Let’s assume the AP numbers are correct, and you’re dealing with nine violations that involve the Hugh Freeze staff.
The statement says “many” of the allegations date back to the 2010 staff “AND” are related to the Laremy Tunsil suspension and reinstatement.
Ole Miss listed Tunsil’s violations in October. There are five violations there. If you take the entire sentence at face value then five Tunsil violations and four by the previous staff gets you to nine violations. That’s “many” when you’re talking about 13 total football violations.
The statement never says Freeze and his staff are completely innocent of wrong-doing. It says the opposite. It notes the Tunsil matter.
The statement also seeks to minimize the football allegations when it says that “most” have already been self-reported OR deal with reinstatement requests (Tunsil) OR have been reported publicly in connection with another NCAA case (Louisiana-Lafayette).
If you consider the violations that fall under that definition you can almost get to nine that are said to involve the Freeze staff rather quickly. Five alone involve Tunsil. There was the matter involving sophomore defensive back C.J. Hampton at the beginning of the season. There were two more self-reports tacked on to the end of the AP story. That brings the total to eight.
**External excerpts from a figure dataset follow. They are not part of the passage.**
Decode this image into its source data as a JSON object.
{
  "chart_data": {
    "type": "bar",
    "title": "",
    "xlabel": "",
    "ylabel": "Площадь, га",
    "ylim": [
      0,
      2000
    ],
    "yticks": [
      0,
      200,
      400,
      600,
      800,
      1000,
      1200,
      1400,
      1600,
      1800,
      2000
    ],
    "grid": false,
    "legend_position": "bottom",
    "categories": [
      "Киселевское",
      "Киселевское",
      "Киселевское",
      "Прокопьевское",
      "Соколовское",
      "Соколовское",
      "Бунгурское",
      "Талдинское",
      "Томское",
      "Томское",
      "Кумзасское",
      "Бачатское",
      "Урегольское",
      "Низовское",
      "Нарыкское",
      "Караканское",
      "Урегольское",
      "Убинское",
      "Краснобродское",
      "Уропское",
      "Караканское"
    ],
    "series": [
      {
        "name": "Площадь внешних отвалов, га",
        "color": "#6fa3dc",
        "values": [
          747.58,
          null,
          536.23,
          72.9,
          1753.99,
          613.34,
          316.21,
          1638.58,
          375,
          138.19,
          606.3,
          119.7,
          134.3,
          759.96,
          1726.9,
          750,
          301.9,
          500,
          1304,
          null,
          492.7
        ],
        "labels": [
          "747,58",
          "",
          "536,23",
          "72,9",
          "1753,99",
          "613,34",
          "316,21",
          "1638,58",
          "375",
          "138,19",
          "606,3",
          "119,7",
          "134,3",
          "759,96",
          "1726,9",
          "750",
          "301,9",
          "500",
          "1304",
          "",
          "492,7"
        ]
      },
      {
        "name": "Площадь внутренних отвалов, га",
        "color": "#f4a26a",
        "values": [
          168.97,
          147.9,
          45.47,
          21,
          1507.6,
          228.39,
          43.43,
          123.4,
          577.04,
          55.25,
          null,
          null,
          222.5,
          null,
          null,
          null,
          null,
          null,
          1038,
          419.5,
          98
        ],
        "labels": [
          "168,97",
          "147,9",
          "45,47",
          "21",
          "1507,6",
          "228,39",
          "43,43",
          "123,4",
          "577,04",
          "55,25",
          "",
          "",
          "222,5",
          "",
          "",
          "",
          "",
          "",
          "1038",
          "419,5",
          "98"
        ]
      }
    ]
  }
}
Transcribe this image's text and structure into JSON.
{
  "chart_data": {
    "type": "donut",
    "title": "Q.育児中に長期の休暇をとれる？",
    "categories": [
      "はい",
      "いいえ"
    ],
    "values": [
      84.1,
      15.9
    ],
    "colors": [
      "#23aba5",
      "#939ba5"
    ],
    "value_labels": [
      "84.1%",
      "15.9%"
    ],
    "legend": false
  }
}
Maybe there’s one more violation out there, a smoking gun that unravels the progress Ole Miss football has made in the last two years.
If it’s there, it’s not apparent right now, and three years of NCAA digging in Oxford have managed to remain quiet among the town’s good citizens. There’s no chatter of such.
How this all plays out remains to be seen, but the facts as we know them, or think we know them, do not leave the current coaching staff unscathed nor has it been stated as such in two public statements by the school’s athletics voice and policy maker.